There is some particular quality for me in this that is like a counterpoint. It seems it is important to do this for no reason. Which has alerted to me to the “reason” behind so many of my ways of “thinking I was resting” in the past. Often they were pastimes of self-improvement only lightly disguised as rest. What a joy to find this out! It feels very freeing.
Jacques, I like the phrase “enlightening lightness.”
Thank you Mari.
I realize that to be sure – true faith -is what in my experience really brings rest. It results in true peace of mind. To often the mind is restless, preoccupied with the past and the future. The heart is restful.
My new found way to rest is resting in the Present, having given rest to the past or having put the past to rest.

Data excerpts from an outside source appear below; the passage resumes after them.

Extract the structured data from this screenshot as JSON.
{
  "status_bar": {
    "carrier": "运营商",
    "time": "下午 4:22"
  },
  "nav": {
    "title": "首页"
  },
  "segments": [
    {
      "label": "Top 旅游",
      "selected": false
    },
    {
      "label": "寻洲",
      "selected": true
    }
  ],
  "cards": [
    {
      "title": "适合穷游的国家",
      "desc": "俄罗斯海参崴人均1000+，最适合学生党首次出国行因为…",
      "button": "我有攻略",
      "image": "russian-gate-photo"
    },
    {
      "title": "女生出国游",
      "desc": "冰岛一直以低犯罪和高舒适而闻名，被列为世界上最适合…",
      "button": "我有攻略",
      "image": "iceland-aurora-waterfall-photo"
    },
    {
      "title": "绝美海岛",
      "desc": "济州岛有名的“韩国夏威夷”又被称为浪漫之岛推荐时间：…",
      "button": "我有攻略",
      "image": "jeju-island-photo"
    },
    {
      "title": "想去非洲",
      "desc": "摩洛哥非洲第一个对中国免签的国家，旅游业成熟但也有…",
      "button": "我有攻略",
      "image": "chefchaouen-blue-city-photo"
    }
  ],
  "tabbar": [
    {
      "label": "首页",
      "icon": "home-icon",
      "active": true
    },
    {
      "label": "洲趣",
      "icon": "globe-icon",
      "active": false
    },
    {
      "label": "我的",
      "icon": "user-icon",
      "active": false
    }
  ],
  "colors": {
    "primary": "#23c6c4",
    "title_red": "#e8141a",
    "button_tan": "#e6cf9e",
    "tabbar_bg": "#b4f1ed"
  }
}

No more burdens to carry. Complete forgiveness. Enlightening lightness.
Love freed.
Jacques, I love your comment, “My new found way to rest is resting in the Present, having given rest to the past or having put the past to rest!!!” This is what I have been about since being introduced to ACOL a year ago. I have a feeling that the past is put to rest now. It’s been a powerful process done through me by some grace —and my willingness was key.
I like this sentence: “Resting is one of the greatest pleasures of life and a hidden quality on the path to being a true Self.” and I intend contemplating this. Thank you.
As regards the “search toy”, I really have a lot of fun with it…aha’s galore! Here is a fun statistic:
The word “Love”appears 1132 x in ACOL, 686 x in the Bible (425 in OT, and 261 in NT)
The word “Self” appears 711 x in ACOL, 45 x in the Bible ( 8x in OT, 37 x in NT)
One wonders whether that has to do with an elevated level of consciousness within humanity since 100AD as a whole, and with Christ-Consciousness ( appears 163 x in ACOL) in particular.
Again, thank you and all those who made it happen.
Mari, your message on “rest” is just where I am right now! I am loving the permission I am giving myself to rest. I also loved the emphasis that your guardian angel named “Peace” placed on rest in his messages to you, especially at a time in your life (as reported in your book “Peace”) when you were especially busy and before ACOL had come through you. I read that book just when I needed to let myself have rest and what Peace said to you was like he was saying it to me. I find it very difficult to give that to myself without ‘guilting’ or ‘shoulding’ myself.
Then this morning in T4,12.12 “There is no reason for you not to exist in continual contentment. Continual contentment will not stunt your growth or prevent you from sharing or from expressing yourself anew.” Rest and continual contentment seem to go together in my mind. Yes I’m tired of learning, yes I’m tired of trying to fix myself, trying to be more, be better, yadda yadda yadda—- REST, CONTINUAL CONTENTMENT, YES!
YES dear Paula. The key is to rest in love’s arms.